Bio: M. Tamer Özsu is Professor of Computer Science at the David R. Cheriton School of Computer Science of the University of Waterloo. His research is in data management focusing on large-scale data distribution and management of non-traditional data. He is a Fellow of the Association for Computing Machinery (ACM), and of the Institute of Electrical and Electronics Engineers (IEEE), and a member of Sigma Xi.

Alan Mackworth's Visit

On Thursday, March 3, 2011, Dr. Alan K. Mackworth, a Professor of Computer Science and CRC in Artificial Intelligence at UBC, gave a UofM CS seminar on "Designing constraint-based agents". He served as the founding Director of the UBC Laboratory for Computational Intelligence (LCI). He is a Fellow of AAAI, the Canadian Institute for Advanced Research (CIFAR) and the Royal Society of Canada (RSC). David L. Poole and Alan K. Mackworth co-authored Artificial Intelligence: Foundations of Computational Agents, Cambridge University Press, 2010.

Designing Constraint-Based Agents

by

Dr. Alan K. Mackworth, University of British Columbia

Thursday, March 03, 2011 at 1pm

Abstract: In order to thrive, an agent must satisfy dynamic constraints deriving from four sources: its internal structure, its goals and preferences, its external environment and the coupling between its internal and external worlds. The life of any agent who acts without respecting those constraints will be out of balance. Based on this view of agents, I shall give four perspectives on the theme of designing constraint-based agents. The first is a discussion of the evolution of the concept of constraints in intelligent systems, from static to dynamic constraints. Second, I'll present our theory of constraint-based agent design and a corresponding experiment in robot architecture. Third, I shall sketch our work on the design of two assistive technology prototypes for people with physical and mental disabilities, who are living with significant additional constraints. Finally, our collective failure to recognize and satisfy with various constraints could explain why many of the worlds we live in seem to be so out of kilter. This approach hints at ways to restore the balance. Some of the work discussed is joint with Jim Little, Alex Mihailidis, Pinar Muyan-Ozcelik, Robert St-Aubin, Pooja Viswanathan, Suling Yang, and Ying Zhang.

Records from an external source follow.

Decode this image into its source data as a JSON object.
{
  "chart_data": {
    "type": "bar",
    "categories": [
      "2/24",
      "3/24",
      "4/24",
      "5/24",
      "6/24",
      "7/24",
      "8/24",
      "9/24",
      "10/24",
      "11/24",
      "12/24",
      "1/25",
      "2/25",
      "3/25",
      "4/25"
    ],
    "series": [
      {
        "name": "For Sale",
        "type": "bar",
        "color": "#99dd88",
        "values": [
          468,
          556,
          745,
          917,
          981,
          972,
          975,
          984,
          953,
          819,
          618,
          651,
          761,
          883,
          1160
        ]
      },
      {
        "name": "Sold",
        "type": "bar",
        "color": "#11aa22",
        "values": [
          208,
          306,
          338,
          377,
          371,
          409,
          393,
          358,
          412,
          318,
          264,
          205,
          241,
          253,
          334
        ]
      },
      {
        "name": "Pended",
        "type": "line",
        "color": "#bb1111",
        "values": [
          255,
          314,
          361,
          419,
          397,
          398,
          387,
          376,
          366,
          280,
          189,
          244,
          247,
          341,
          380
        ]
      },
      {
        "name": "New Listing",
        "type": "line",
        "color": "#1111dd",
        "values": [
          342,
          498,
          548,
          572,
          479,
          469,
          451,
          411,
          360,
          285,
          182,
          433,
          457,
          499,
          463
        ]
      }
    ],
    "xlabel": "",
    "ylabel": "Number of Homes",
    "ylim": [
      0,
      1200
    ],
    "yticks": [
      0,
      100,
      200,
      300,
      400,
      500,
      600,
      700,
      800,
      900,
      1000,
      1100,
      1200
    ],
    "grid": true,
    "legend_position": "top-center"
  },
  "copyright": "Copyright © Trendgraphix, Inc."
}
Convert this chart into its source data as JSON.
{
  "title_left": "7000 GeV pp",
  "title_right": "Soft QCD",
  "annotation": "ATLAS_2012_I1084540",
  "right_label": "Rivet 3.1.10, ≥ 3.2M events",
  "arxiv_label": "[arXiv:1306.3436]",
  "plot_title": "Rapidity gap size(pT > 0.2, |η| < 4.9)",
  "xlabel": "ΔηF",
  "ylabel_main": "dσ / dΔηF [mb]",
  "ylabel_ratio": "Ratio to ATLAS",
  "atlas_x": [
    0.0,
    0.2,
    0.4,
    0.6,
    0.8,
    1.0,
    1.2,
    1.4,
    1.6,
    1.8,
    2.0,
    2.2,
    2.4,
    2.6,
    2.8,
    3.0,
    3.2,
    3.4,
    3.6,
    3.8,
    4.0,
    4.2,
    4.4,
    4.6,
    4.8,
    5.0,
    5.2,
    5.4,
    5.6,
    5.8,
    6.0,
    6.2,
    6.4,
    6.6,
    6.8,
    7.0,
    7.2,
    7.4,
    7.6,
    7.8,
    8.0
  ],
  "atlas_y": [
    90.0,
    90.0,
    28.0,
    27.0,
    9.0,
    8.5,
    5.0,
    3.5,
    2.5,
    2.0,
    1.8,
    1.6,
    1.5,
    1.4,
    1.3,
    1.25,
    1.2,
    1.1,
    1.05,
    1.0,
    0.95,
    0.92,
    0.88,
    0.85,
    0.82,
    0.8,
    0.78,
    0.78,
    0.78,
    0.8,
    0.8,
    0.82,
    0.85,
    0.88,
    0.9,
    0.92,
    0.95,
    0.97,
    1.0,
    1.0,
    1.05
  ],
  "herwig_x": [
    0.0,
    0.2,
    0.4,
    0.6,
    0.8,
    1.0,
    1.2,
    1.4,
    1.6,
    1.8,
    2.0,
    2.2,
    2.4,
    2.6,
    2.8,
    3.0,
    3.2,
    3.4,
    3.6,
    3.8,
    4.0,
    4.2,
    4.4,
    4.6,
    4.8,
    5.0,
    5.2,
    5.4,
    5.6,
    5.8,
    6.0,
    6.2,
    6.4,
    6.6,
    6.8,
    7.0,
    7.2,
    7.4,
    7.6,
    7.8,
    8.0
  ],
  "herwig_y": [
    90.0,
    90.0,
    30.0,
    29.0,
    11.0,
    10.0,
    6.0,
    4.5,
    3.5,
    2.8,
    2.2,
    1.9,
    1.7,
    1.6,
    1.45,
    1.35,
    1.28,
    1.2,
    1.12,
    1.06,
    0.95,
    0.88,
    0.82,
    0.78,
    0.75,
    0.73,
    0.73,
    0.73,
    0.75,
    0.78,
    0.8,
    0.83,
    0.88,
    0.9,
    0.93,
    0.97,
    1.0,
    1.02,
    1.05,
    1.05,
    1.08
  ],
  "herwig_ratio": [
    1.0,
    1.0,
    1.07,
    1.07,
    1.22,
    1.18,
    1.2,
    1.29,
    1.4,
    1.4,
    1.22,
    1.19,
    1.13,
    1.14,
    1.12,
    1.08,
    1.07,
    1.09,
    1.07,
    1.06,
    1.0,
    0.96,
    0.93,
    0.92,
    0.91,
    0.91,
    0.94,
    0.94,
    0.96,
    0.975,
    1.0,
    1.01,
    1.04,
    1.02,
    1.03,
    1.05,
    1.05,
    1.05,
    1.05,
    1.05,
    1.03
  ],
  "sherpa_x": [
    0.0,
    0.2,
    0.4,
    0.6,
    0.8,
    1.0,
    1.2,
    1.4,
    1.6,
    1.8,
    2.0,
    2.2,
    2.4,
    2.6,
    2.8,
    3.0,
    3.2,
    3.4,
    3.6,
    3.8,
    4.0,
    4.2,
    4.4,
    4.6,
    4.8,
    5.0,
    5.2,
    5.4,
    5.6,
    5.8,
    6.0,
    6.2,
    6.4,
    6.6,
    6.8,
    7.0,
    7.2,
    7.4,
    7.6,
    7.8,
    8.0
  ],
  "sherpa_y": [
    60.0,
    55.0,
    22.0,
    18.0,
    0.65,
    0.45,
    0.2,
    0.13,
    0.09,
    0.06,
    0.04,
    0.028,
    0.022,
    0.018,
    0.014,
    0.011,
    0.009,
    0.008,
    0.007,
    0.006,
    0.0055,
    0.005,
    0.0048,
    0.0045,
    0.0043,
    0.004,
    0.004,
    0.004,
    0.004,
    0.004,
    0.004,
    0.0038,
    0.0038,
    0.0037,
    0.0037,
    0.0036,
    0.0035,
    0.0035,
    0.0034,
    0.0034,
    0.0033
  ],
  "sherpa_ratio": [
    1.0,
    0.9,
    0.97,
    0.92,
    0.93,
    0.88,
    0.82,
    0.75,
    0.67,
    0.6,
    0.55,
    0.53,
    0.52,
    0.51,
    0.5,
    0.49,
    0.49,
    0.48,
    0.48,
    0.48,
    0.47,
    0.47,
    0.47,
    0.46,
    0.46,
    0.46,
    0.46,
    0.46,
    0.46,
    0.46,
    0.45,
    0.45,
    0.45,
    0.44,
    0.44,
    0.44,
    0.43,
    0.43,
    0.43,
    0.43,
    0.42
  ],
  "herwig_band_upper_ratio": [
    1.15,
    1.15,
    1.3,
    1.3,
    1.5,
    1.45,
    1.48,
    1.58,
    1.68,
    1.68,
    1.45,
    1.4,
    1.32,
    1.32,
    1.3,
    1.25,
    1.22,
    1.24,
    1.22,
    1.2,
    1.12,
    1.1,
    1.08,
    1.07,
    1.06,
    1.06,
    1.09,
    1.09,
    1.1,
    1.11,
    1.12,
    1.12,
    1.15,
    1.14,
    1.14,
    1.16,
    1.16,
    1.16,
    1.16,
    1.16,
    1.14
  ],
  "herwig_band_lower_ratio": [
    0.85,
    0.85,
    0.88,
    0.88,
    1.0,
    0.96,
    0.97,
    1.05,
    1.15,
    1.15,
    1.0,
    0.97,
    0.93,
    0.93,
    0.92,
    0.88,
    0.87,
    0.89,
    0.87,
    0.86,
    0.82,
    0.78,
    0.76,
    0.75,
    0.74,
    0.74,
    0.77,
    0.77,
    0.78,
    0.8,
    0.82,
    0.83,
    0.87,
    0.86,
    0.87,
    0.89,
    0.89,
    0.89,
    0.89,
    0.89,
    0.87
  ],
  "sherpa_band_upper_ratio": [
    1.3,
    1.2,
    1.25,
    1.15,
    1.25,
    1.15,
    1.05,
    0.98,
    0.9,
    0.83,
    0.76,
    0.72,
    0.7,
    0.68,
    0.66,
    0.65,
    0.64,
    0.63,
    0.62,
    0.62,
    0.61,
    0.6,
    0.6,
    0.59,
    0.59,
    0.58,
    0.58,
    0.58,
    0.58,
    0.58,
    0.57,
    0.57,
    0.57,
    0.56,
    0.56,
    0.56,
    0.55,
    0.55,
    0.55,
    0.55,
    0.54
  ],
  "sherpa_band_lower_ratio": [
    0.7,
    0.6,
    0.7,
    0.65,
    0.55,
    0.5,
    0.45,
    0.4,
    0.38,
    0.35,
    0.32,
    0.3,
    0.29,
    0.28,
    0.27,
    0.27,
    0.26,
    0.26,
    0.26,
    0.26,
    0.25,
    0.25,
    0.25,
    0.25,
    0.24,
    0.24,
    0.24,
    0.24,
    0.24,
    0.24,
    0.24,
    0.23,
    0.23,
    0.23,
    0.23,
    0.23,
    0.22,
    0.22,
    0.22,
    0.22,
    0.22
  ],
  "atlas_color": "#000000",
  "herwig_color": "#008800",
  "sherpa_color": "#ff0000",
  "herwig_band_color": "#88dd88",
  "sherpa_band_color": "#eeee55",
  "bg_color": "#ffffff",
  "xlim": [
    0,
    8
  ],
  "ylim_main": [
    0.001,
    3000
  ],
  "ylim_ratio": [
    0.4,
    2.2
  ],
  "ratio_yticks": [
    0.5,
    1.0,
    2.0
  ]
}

Biography: Alan Mackworth is a Professor of Computer Science and Canada Research Chair in Artificial Intelligence at the University of British Columbia. He was educated at Toronto (B.A.Sc.), Harvard (A.M.) and Sussex (D.Phil.). He works on constraint-based artificial intelligence with applications in vision, robotics, situated agents, assistive technology and sustainability. He is known for his work in constraint satisfaction, robot soccer, hybrid systems and constraint-based agents. He has authored over 100 papers and co-authored two books: Computational Intelligence: A Logical Approach (1998) and Artificial Intelligence: Foundations of Computational Agents (2010). He served as the founding Director of the UBC Laboratory for Computational Intelligence. He is a Fellow of AAAI, the Canadian Institute for Advanced Research and the Royal Society of Canada.